Second, Turabi created a strategic alliance with Iran, which dispatched its Revolutionary Guards to Port Sudan to establish a naval base along the Red Sea.

Today there are different views inside the Muslim Brotherhood about whether it should be tied to Iran. As a result of the 2006 Second Lebanon War, many members of the Muslim Brotherhood in Egypt advocated improved ties with Iran. Today, with Iran supporting Bashar Assad's war on the Syrian opposition, which includes a large number of Muslim Brotherhood members, anti-Iranian sentiments have arisen, along with greater identification with Turkey. But should Iran militarily become the dominant power in the region during the years ahead then the Muslim Brotherhood will undoubtedly move in that direction.

THE CHALLENGE FOR THE WEST AND ISRAEL

Despite the ideological orientation of the Muslim Brotherhood, the new leaders taking power in the months ahead will seek cooperation with the West in the short term, given their first priority will be for their states to economically recover. Egypt, for example will need tourism and foreign investments.

This not only reduces the risks of armed conflict, but it also hands the US and Europe a great deal of leverage. Assuming the West will seek ties with many of these new regimes, it must not embrace them unconditionally.

Take the case of Hamas, which is the Palestinian branch of the Muslim Brotherhood. The Quartet has insisted that before it agrees to talk to Hamas, the latter must renounce terrorism, accept all past agreements, and accept Israel's right to exist. In other words, Western diplomacy introduced certain standards that must be met by Hamas, before it can be accepted as a legitimate diplomatic interlocutor. These standards should equally be introduced when considering relations with regimes that have a Muslim Brotherhood component.

With respect to Israel, it must exercise extreme caution in the period ahead. No one can guarantee that half the regimes surrounding it will even be there in a few years. Traditional Israeli security interests since the days of Yitzhak Rabin, like preserving control of the Jordan Valley defense line, acquire greater importance when regimes cannot be relied upon in the future as in the past to stem the freedom of movement of terrorist organizations armed with the most advanced weapons that are now flooding the market. This is all the more the case when Iran is exploiting these regional vulnerabilities, to help its proxy forces around Israel.

NOT A TWITTER REVOLUTION

The Arab uprisings initially appeared as a youthful and idealistic movement to defeat tyranny and spread democracy. But those who began these movements, armed with the latest social media, soon gave way to those who used far more effectively the main force for political mobilization: the mosque. It came as no surprise that the momentum against the old regimes of the Middle East gained strength on Fridays, when the mosques were full. This phenomenon led to the emergence of an Islamist winter.

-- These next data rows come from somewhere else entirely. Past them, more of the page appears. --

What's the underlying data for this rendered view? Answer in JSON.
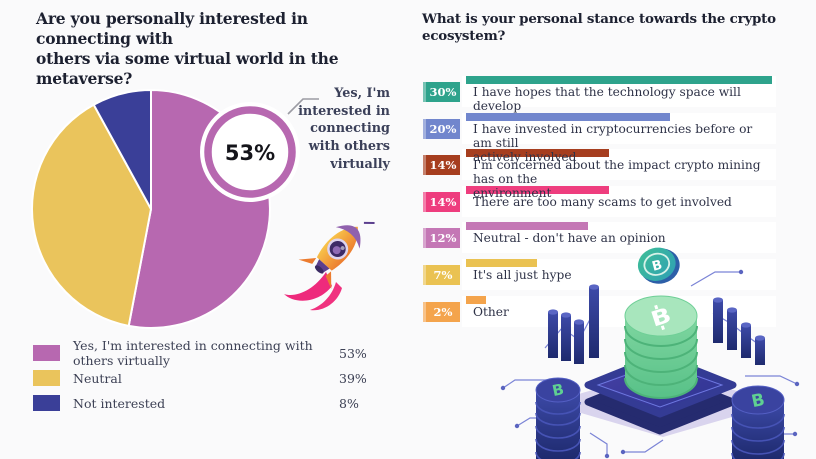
{
  "page": {
    "background": "#fafafb"
  },
  "left_chart": {
    "title": "Are you personally interested in connecting with\nothers via some virtual world in the metaverse?",
    "callout_value": "53%",
    "callout_label": "Yes, I'm\ninterested in\nconnecting\nwith others\nvirtually",
    "legend": [
      {
        "label": "Yes, I'm interested in connecting with others virtually",
        "value": "53%"
      },
      {
        "label": "Neutral",
        "value": "39%"
      },
      {
        "label": "Not interested",
        "value": "8%"
      }
    ]
  },
  "right_chart": {
    "title": "What is your personal stance towards the crypto ecosystem?",
    "rows": [
      {
        "pct": "30%",
        "label": "I have hopes that the technology space will\ndevelop"
      },
      {
        "pct": "20%",
        "label": "I have invested in cryptocurrencies before or am still\nactively involved"
      },
      {
        "pct": "14%",
        "label": "I'm concerned about the impact crypto mining has on the\nenvironment"
      },
      {
        "pct": "14%",
        "label": "There are too many scams to get involved"
      },
      {
        "pct": "12%",
        "label": "Neutral - don't have an opinion"
      },
      {
        "pct": "7%",
        "label": "It's all just hype"
      },
      {
        "pct": "2%",
        "label": "Other"
      }
    ]
  },
  "chart_data": [
    {
      "type": "pie",
      "title": "Are you personally interested in connecting with others via some virtual world in the metaverse?",
      "labels": [
        "Yes, I'm interested in connecting with others virtually",
        "Neutral",
        "Not interested"
      ],
      "values": [
        53,
        39,
        8
      ],
      "unit": "%",
      "colors": [
        "#b768b0",
        "#eac45c",
        "#3a3f98"
      ],
      "start_angle": "12 o'clock, clockwise",
      "legend_position": "bottom-left",
      "annotation": "donut badge over first slice reading 53%"
    },
    {
      "type": "bar",
      "orientation": "horizontal",
      "title": "What is your personal stance towards the crypto ecosystem?",
      "categories": [
        "I have hopes that the technology space will develop",
        "I have invested in cryptocurrencies before or am still actively involved",
        "I'm concerned about the impact crypto mining has on the environment",
        "There are too many scams to get involved",
        "Neutral - don't have an opinion",
        "It's all just hype",
        "Other"
      ],
      "values": [
        30,
        20,
        14,
        14,
        12,
        7,
        2
      ],
      "value_labels": [
        "30%",
        "20%",
        "14%",
        "14%",
        "12%",
        "7%",
        "2%"
      ],
      "unit": "%",
      "xlim": [
        0,
        30
      ],
      "colors": [
        "#2ea38c",
        "#7186cd",
        "#a63e1f",
        "#ee3d7e",
        "#c477b5",
        "#eac252",
        "#f4a44c"
      ],
      "grid": false,
      "legend_position": "none"
    }
  ],
  "icons": {
    "bitcoin_glyph": "B",
    "rocket": "rocket-with-astronaut-illustration",
    "crypto_scene": "crypto-coins-on-circuit-platform-illustration"
  }
}
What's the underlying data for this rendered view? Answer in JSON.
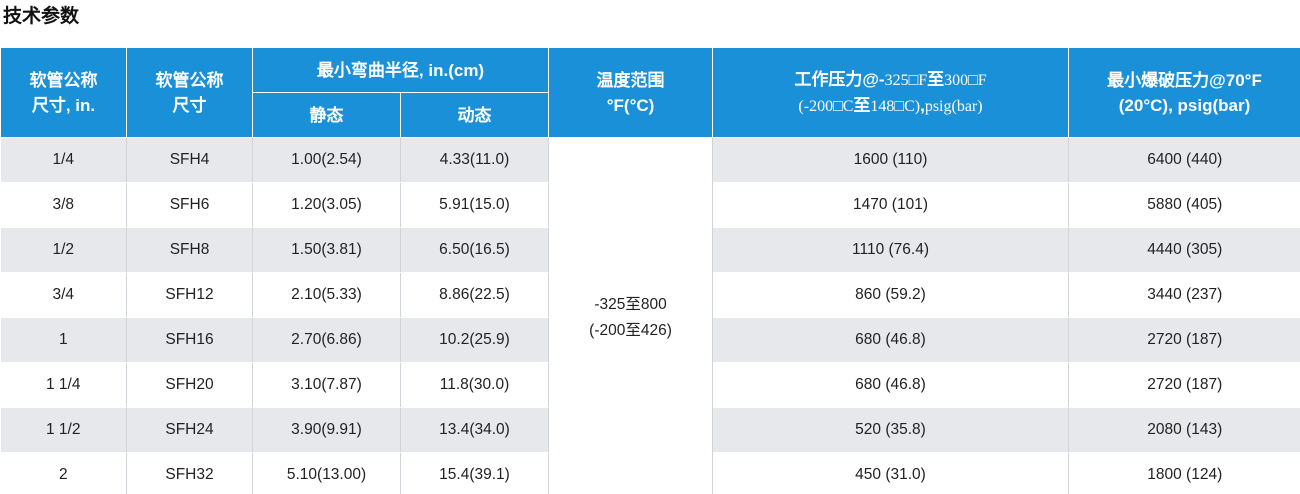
{
  "title": "技术参数",
  "table": {
    "headers": {
      "size_in": [
        "软管公称",
        "尺寸, in."
      ],
      "size": [
        "软管公称",
        "尺寸"
      ],
      "bend_radius": "最小弯曲半径, in.(cm)",
      "static": "静态",
      "dynamic": "动态",
      "temp_range": [
        "温度范围",
        "°F(°C)"
      ],
      "work_pressure": {
        "line1_bold": "工作压力@-",
        "line1_a": "325□F",
        "line1_mid": "至",
        "line1_b": "300□F",
        "line2_a": "(-200□C",
        "line2_mid": "至",
        "line2_b": "148□C)",
        "line2_bold": ",",
        "line2_c": "psig(bar)"
      },
      "burst_pressure": [
        "最小爆破压力@70°F",
        "(20°C), psig(bar)"
      ]
    },
    "temp_value": [
      "-325至800",
      "(-200至426)"
    ],
    "rows": [
      {
        "size_in": "1/4",
        "size": "SFH4",
        "static": "1.00(2.54)",
        "dynamic": "4.33(11.0)",
        "work": "1600 (110)",
        "burst": "6400 (440)"
      },
      {
        "size_in": "3/8",
        "size": "SFH6",
        "static": "1.20(3.05)",
        "dynamic": "5.91(15.0)",
        "work": "1470 (101)",
        "burst": "5880 (405)"
      },
      {
        "size_in": "1/2",
        "size": "SFH8",
        "static": "1.50(3.81)",
        "dynamic": "6.50(16.5)",
        "work": "1110 (76.4)",
        "burst": "4440 (305)"
      },
      {
        "size_in": "3/4",
        "size": "SFH12",
        "static": "2.10(5.33)",
        "dynamic": "8.86(22.5)",
        "work": "860 (59.2)",
        "burst": "3440 (237)"
      },
      {
        "size_in": "1",
        "size": "SFH16",
        "static": "2.70(6.86)",
        "dynamic": "10.2(25.9)",
        "work": "680 (46.8)",
        "burst": "2720 (187)"
      },
      {
        "size_in": "1 1/4",
        "size": "SFH20",
        "static": "3.10(7.87)",
        "dynamic": "11.8(30.0)",
        "work": "680 (46.8)",
        "burst": "2720 (187)"
      },
      {
        "size_in": "1 1/2",
        "size": "SFH24",
        "static": "3.90(9.91)",
        "dynamic": "13.4(34.0)",
        "work": "520 (35.8)",
        "burst": "2080 (143)"
      },
      {
        "size_in": "2",
        "size": "SFH32",
        "static": "5.10(13.00)",
        "dynamic": "15.4(39.1)",
        "work": "450 (31.0)",
        "burst": "1800 (124)"
      }
    ]
  }
}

Israel, like its allies, must gain an accurate picture of the new world that is arising around it. The fragmentation of neighboring states is a possibility that Israel will need to consider. Regardless, the West also needs to know who it is dealing with and not rely on broad-brushed characterizations about its new Middle Eastern partners that have not been thought through, but fit well into pre-conceived ideological positions that are simply untrue.

The writer is the president of the Jerusalem Center for Public Affairs and served as Israel's ambassador to the United Nations, 1997-1999.